Gambar 5 Arsitektur spatio-temporal data warehouse.
1. Lapisan bawah
Lapisan bawah merupakan tempat pengolahan sumber data warehouse,
sekaligus sebagai data source pada Geoserver dalam melakukan query layer. Dalam penelitian ini digunakan Database Management System (DBMS) PostgreSQL dengan libraryPostGIS untuk mengelola data spasial dan nonspasial menjadi sebuah kubus data.
2. Lapisan Tengah
Lapisan ini terdiri atas spatial OLAP (SOLAP) server dan web map server. Penelitian ini menggunakan Geomondrian sebagai spatial OLAP server yang berfungsi menyimpan struktur kubus data dalam bentuk multidimensi dan
Geoserver sebagai tempat penyimpanan data geospasial yang berfungsi menghasilkan layer-layer berdasarkan query yang dapat memberikan bentuk penyajian data dalam bentuk peta. Geomondrian dan Geoserver merupakan teknologi open source yang dibangun dalam platform Java. Geomondrian menggunakan MultiDimensional eXpression(MDX) sebagai bahasa yang mampu menangani struktur data multidimensi. Geomondrian dilengkapi OLAP dan XML for analysis (XMLA) sebagai Aplication Programming Interface (API) yang mendukung fungsi OLAP.
3. Lapisan Atas
Lapisan atas merupakan lapisan untuk end-user berupa hasil query yang dapat menampilkan informasi ataupun ringkasan. Query yang diuji pada Spatial OLAP (SOLAP) berupa query dalam bentuk fungsi MDX yang dapat digunakan sebagai model multidimensi. Informasi disajikan dalam bentuk tabel pivot dan grafik menggunakan Jpivot.

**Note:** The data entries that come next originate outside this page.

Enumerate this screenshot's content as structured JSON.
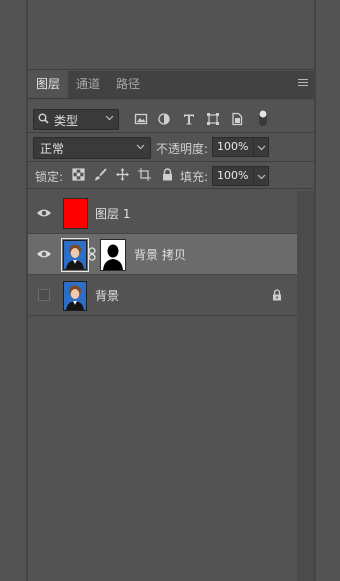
{
  "panel": {
    "tabs": [
      {
        "label": "图层",
        "active": true
      },
      {
        "label": "通道",
        "active": false
      },
      {
        "label": "路径",
        "active": false
      }
    ]
  },
  "filter": {
    "selected": "类型",
    "icons": [
      "pixel-filter-icon",
      "adjustment-filter-icon",
      "type-filter-icon",
      "shape-filter-icon",
      "smartobject-filter-icon",
      "filter-toggle-icon"
    ]
  },
  "blend": {
    "mode": "正常",
    "opacity_label": "不透明度:",
    "opacity_value": "100%"
  },
  "lock": {
    "label": "锁定:",
    "fill_label": "填充:",
    "fill_value": "100%",
    "icons": [
      "lock-transparent-icon",
      "lock-image-icon",
      "lock-position-icon",
      "lock-artboard-icon",
      "lock-all-icon"
    ]
  },
  "layers": [
    {
      "name": "图层 1",
      "visible": true,
      "selected": false,
      "thumb": "red-fill",
      "mask": false,
      "locked": false
    },
    {
      "name": "背景 拷贝",
      "visible": true,
      "selected": true,
      "thumb": "portrait",
      "mask": true,
      "locked": false
    },
    {
      "name": "背景",
      "visible": false,
      "selected": false,
      "thumb": "portrait",
      "mask": false,
      "locked": true
    }
  ],
  "colors": {
    "background": "#535353",
    "tab_bar": "#424242",
    "selected_layer": "#6b6b6b",
    "fill_swatch": "#ff0000",
    "photo_background": "#2d6fc6"
  }
}
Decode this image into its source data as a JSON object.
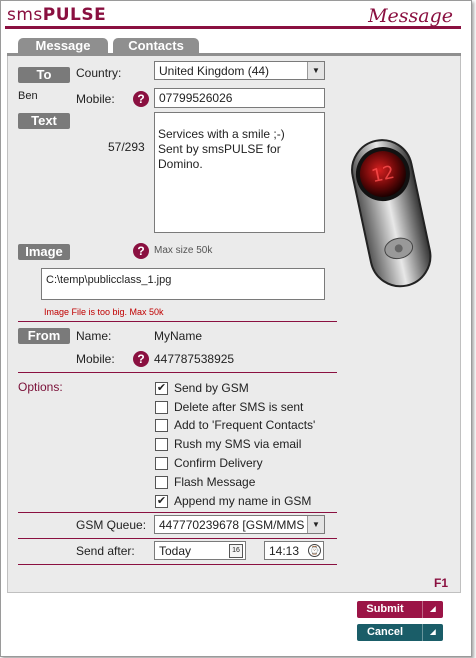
{
  "app": {
    "logo_prefix": "sms",
    "logo_suffix": "PULSE",
    "title": "Message",
    "form_code": "F1"
  },
  "tabs": [
    {
      "label": "Message"
    },
    {
      "label": "Contacts"
    }
  ],
  "to": {
    "section_label": "To",
    "contact_name": "Ben",
    "country_label": "Country:",
    "country_value": "United Kingdom (44)",
    "mobile_label": "Mobile:",
    "mobile_value": "07799526026"
  },
  "text": {
    "section_label": "Text",
    "counter": "57/293",
    "message_lines": [
      "Services with a smile ;-)",
      "Sent by smsPULSE for",
      "Domino."
    ]
  },
  "image": {
    "section_label": "Image",
    "max_size": "Max size 50k",
    "path": "C:\\temp\\publicclass_1.jpg",
    "error": "Image File is too big. Max 50k"
  },
  "from": {
    "section_label": "From",
    "name_label": "Name:",
    "name_value": "MyName",
    "mobile_label": "Mobile:",
    "mobile_value": "447787538925"
  },
  "options": {
    "label": "Options:",
    "items": [
      {
        "label": "Send by GSM",
        "checked": true
      },
      {
        "label": "Delete after SMS is sent",
        "checked": false
      },
      {
        "label": "Add to 'Frequent Contacts'",
        "checked": false
      },
      {
        "label": "Rush my SMS via email",
        "checked": false
      },
      {
        "label": "Confirm Delivery",
        "checked": false
      },
      {
        "label": "Flash Message",
        "checked": false
      },
      {
        "label": "Append my name in GSM",
        "checked": true
      }
    ]
  },
  "gsm_queue": {
    "label": "GSM Queue:",
    "value": "447770239678 [GSM/MMS"
  },
  "send_after": {
    "label": "Send after:",
    "date_value": "Today",
    "date_icon_text": "16",
    "time_value": "14:13"
  },
  "buttons": {
    "submit": "Submit",
    "cancel": "Cancel"
  },
  "colors": {
    "accent": "#8a1040",
    "section_label_bg": "#7a7a7a",
    "submit_bg": "#9b1446",
    "cancel_bg": "#1a5d68"
  }
}
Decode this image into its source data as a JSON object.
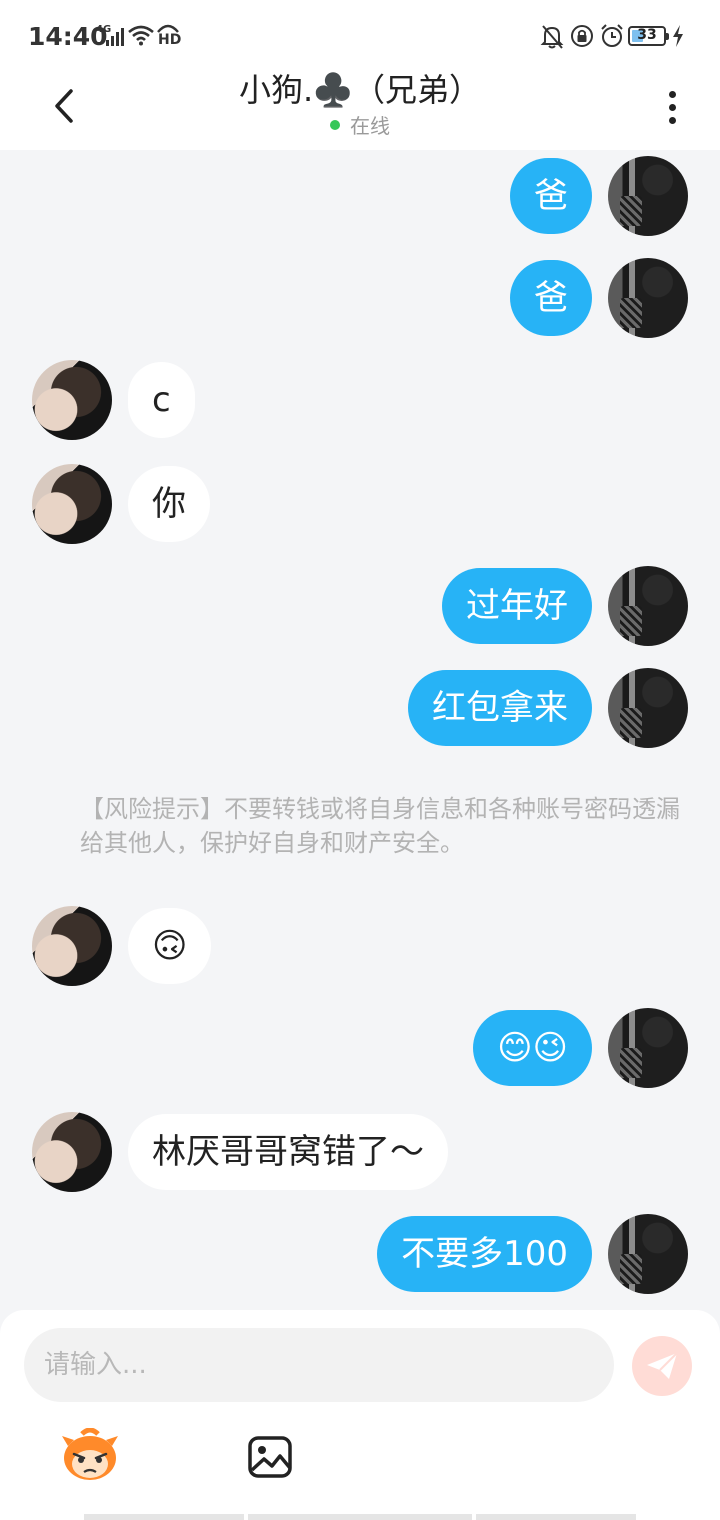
{
  "status_bar": {
    "time": "14:40",
    "network": "4G",
    "hd": "HD",
    "battery_level": "33",
    "icons": [
      "signal-icon",
      "wifi-icon",
      "hd-icon",
      "bell-off-icon",
      "lock-icon",
      "alarm-icon",
      "battery-icon",
      "charging-icon"
    ]
  },
  "header": {
    "title": "小狗.♣️（兄弟）",
    "status": "在线",
    "status_color": "#35c759",
    "icons": [
      "back-arrow-icon",
      "more-icon"
    ]
  },
  "messages": [
    {
      "side": "me",
      "text": "爸"
    },
    {
      "side": "me",
      "text": "爸"
    },
    {
      "side": "other",
      "text": "c"
    },
    {
      "side": "other",
      "text": "你"
    },
    {
      "side": "me",
      "text": "过年好"
    },
    {
      "side": "me",
      "text": "红包拿来"
    },
    {
      "side": "other",
      "text": "🙃"
    },
    {
      "side": "me",
      "text": "😊😉"
    },
    {
      "side": "other",
      "text": "林厌哥哥窝错了～"
    },
    {
      "side": "me",
      "text": "不要多100"
    }
  ],
  "risk_notice": "【风险提示】不要转钱或将自身信息和各种账号密码透漏给其他人，保护好自身和财产安全。",
  "input": {
    "placeholder": "请输入...",
    "value": ""
  },
  "toolbar": {
    "icons": [
      "mascot-sticker-icon",
      "image-picker-icon",
      "send-icon"
    ]
  },
  "colors": {
    "my_bubble": "#27b3f6",
    "other_bubble": "#ffffff",
    "background": "#f4f5f7",
    "send_button": "#ffdcd6"
  }
}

Hasil query MDX memiliki kemungkinan dapat disinkronisasikan dengan tampilan peta yang disajikan menggunakan library Open Layers ataupun GeoExt. Namun, pada penelitian ini, sinkronisasi hasil
query dengan tampilan peta tersebut belum berhasil dilakukan. Hal ini disebabkan karena tool Geomondrian yang belum stabil dan belum mampu melakukan konfigurasi fungsi yang dapat menyinkronisasikan Jpivot dengan library OpenLayers ataupun GeoExt. Meskipun demikian, penelitian ini sudah dapat menampilkan peta ke dalam sistem Geomondrian. Bentuk visualisasi peta yang telah diintegrasikan ke dalam sistem ini menggunakan query yang berbeda (tidak menggunakan MDX query pada peta), yakni menggunakan filter berupa CQL
(Common Query Language). Query tersebut dapat digunakan untuk menyeleksi wilayah atau lokasi yang diinginkan pada peta dan dapat menyeleksi pula letak
hotspot pada waktu tertentu pada wilayah tersebut. 4.6 Pembuatan Peta
Peta yang hendak dibuat, merupakan suatu bentuk penyajian data yang merupakan hasil representasi dari layer-layer pada suatu web map server. Layer-layer ini dapat berupa point, line, polygon ataupun multipolygon. Pembuatan layer pada web map server ini dibuat berdasarkan query sql yang diberikan di dalam
Geoserver yang berada di level application server pada arsitektur three tier-nya. Arsitektur three tier yang dibangun untuk pembuatan peta pada Geoserver dapat dilihat pada Gambar 6.
Gambar 6 Arsitektur Geoserver (Web Map Server).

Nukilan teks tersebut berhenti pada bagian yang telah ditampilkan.